VoiceBox

March 26, 2026 · View on GitHub

Status: Work in Progress — concept and research phase

Portable hardware speech-to-text device that emulates a USB HID keyboard. Plug in, talk, and text appears — no drivers, no host software, any OS.

VoiceBox Concept Renders

Concept

VoiceBox is a compact, self-contained device that captures speech via an integrated microphone, runs STT inference on an embedded NPU, and emits the recognized text as standard USB HID keystrokes. It works on any device that accepts a USB keyboard — Windows, macOS, Linux, ChromeOS, Android, iOS, game consoles, smart TVs, kiosks — with zero setup.

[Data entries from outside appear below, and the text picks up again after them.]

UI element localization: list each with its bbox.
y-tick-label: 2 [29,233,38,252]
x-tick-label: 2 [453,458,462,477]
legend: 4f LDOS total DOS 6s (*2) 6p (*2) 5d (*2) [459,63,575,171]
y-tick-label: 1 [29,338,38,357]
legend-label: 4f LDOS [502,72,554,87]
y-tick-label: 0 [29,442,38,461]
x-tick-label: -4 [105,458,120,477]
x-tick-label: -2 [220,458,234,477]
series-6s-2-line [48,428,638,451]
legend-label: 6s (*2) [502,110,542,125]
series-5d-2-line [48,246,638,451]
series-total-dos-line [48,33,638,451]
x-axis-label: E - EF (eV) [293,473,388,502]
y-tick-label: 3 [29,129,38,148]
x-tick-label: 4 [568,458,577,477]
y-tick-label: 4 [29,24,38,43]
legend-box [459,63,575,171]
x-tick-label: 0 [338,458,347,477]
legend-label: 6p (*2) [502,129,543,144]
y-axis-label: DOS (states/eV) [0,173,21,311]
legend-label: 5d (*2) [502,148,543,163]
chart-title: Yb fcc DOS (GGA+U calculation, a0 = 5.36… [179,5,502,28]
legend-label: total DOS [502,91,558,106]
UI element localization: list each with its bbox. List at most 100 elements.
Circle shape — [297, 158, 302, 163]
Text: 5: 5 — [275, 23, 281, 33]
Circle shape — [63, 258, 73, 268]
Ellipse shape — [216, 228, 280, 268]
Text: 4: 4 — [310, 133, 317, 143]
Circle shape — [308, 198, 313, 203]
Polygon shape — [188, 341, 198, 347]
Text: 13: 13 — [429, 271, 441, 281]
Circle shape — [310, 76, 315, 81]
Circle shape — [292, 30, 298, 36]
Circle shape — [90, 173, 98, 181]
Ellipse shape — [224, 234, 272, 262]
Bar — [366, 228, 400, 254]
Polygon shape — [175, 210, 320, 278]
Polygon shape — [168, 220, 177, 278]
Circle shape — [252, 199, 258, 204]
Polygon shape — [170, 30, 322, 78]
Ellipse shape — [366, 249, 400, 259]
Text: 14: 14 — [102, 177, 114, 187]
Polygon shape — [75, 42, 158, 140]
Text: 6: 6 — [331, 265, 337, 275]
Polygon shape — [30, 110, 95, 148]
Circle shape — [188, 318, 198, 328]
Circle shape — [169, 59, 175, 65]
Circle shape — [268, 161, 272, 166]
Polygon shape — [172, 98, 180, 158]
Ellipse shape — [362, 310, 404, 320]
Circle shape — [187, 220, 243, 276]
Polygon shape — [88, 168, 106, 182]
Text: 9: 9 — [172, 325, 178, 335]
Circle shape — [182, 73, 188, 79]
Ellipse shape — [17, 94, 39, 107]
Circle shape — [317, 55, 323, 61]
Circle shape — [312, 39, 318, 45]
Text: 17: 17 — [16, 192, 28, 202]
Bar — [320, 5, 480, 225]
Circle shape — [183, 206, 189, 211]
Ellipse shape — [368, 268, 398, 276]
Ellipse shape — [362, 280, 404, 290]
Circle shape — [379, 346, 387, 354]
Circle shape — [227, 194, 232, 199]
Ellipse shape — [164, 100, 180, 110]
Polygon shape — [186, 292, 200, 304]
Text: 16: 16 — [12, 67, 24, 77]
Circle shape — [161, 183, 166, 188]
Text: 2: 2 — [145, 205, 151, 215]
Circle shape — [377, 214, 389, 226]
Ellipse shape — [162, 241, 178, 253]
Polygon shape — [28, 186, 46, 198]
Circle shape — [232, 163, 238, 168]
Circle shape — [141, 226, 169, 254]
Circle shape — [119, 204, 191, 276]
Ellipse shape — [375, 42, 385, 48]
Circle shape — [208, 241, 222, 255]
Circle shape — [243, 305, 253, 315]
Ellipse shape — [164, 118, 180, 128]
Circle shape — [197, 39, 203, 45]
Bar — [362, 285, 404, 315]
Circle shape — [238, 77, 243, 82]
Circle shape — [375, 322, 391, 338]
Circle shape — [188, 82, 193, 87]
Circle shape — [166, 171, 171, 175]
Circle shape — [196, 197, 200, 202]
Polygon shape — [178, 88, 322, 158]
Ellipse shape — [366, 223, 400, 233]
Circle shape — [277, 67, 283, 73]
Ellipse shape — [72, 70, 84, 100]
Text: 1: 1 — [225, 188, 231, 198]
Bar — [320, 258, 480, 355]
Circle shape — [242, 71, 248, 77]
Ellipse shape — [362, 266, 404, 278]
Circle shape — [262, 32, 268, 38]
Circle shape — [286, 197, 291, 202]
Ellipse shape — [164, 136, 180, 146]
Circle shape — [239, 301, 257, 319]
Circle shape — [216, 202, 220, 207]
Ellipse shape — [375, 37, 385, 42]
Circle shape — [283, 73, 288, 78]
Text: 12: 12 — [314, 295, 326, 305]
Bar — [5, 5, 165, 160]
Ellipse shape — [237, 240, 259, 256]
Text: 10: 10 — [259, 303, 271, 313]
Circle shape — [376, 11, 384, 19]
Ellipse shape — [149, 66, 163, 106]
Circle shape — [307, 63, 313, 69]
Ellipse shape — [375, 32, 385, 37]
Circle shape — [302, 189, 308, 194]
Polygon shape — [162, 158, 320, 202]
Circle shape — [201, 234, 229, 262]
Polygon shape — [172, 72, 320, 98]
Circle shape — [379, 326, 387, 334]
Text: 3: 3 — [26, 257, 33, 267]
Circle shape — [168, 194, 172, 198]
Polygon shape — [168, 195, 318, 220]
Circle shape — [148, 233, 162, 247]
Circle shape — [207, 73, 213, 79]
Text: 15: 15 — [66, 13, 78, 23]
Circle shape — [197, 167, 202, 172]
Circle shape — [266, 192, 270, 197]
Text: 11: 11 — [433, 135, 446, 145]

Users carry their preferred STT model, custom word lists, and configuration physically between machines.

Full Specification | Original Idea

Research

DocumentSummary
Feasibility AnalysisTechnical viability of on-device STT, USB HID emulation, power, and thermal
Market AnalysisExisting products, competitive landscape, and VoiceBox's unique niche
Components and BOMSuggested hardware, bill of materials, and cost estimates

Key Findings

  • No existing product combines on-device STT with USB HID keyboard output
  • RK3588 NPU can run SenseVoiceSmall at 20x real-time; whisper.cpp tiny at ~3x real-time on CPU
  • USB HID gadget mode is mature on Linux SBCs (Raspberry Pi and RK3588)
  • Prototype BOM estimated at ~$120-170; production target ~$70-100
  • Power draw of 8-12W requires USB-C PD (not bus power alone)

Hardware Target

  • SoC: RK3588S (Orange Pi 5) — 6 TOPS NPU, quad A76 + quad A55
  • Form factor: Desktop puck/wedge, ~100mm x 80mm x 30mm
  • Connectivity: USB-C (HID keyboard) + Bluetooth LE
  • Microphone: Gooseneck directional mic + onboard MEMS fallback
  • Storage: 32-128GB (models, word lists, firmware)